In questo contesto, le lavoratrici e i lavoratori hanno già fatto fino in fondo la propria parte, garantendo responsabilità, flessibilità e professionalità, e accettando ancora una volta il ricorso agli ammortizzatori sociali per tutelare la continuità aziendale. Ora non possono essere loro a pagare il prezzo di ritardi e scelte mancate.
Nonostante ciò, le politiche nazionali continuano a scontare gravi ritardi, in particolare nel bandire le gare pubbliche necessarie per il rinnovo del trasporto pubblico locale. Ritardi che oggi producono effetti diretti sull’occupazione e su uno dei poli industriali più importanti del Sud.
Una responsabilità che va attribuita a una politica disattenta, incapace di trasformare risorse e fabbisogni in atti concreti, lasciando lavoratori e territori a pagare il prezzo di scelte mancate.

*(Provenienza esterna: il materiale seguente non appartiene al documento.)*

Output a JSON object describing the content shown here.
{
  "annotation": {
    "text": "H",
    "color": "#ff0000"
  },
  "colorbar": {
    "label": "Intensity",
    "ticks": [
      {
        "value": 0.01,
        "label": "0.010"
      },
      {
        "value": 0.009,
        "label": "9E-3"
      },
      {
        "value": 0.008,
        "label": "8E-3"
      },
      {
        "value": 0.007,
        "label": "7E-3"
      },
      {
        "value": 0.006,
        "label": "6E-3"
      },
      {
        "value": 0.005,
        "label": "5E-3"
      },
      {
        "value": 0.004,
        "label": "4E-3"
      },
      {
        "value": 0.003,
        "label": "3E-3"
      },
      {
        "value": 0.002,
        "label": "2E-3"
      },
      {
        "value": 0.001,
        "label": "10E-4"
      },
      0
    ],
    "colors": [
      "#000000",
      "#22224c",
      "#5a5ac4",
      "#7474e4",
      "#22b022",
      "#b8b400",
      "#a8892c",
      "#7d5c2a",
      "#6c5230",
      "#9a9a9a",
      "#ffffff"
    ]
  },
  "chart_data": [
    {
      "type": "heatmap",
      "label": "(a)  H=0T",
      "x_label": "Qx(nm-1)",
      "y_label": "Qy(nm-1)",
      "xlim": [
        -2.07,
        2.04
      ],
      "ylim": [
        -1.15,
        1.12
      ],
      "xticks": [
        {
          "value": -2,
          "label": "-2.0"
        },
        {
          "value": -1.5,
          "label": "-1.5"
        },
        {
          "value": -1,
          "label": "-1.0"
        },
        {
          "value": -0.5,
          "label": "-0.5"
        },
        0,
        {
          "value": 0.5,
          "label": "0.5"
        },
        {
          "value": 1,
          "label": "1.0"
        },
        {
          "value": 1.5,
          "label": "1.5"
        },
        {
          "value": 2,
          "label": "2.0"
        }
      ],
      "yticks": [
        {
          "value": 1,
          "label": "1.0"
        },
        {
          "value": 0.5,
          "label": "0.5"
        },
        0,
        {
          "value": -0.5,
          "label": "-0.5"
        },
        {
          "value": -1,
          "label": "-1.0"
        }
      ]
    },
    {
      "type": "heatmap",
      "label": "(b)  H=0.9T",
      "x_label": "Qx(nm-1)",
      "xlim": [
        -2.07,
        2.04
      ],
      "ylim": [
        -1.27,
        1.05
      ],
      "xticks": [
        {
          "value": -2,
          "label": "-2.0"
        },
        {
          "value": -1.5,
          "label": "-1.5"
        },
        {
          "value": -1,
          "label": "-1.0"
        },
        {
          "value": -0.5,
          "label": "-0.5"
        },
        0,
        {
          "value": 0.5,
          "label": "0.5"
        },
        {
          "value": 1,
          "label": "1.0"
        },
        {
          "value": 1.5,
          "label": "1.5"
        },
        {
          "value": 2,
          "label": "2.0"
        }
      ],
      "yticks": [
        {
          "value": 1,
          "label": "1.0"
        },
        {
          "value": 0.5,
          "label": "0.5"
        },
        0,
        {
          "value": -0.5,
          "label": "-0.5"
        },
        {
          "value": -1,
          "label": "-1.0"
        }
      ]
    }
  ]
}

Alla luce di questo quadro, diventa indispensabile la riapertura immediata del tavolo di crisi presso il Ministero delle Imprese e del Made in Italy (Mimit), al fine di affrontare in maniera strutturata la situazione produttiva e occupazionale del sito di Flumeri, scongiurare il rischio di ulteriori periodi di Cigo, individuare soluzioni concrete e garantire prospettive industriali certe per il futuro dello stabilimento e dei suoi lavoratori.
Come parti sociali chiediamo un immediato cambio di passo, con l’accelerazione delle procedure di gara e la definizione di una strategia industriale coerente che metta al centro il lavoro, l’innovazione e la transizione ecologica, evitando che aziende strategiche come Menarini siano costrette a ricorrere ripetutamente agli ammortizzatori sociali".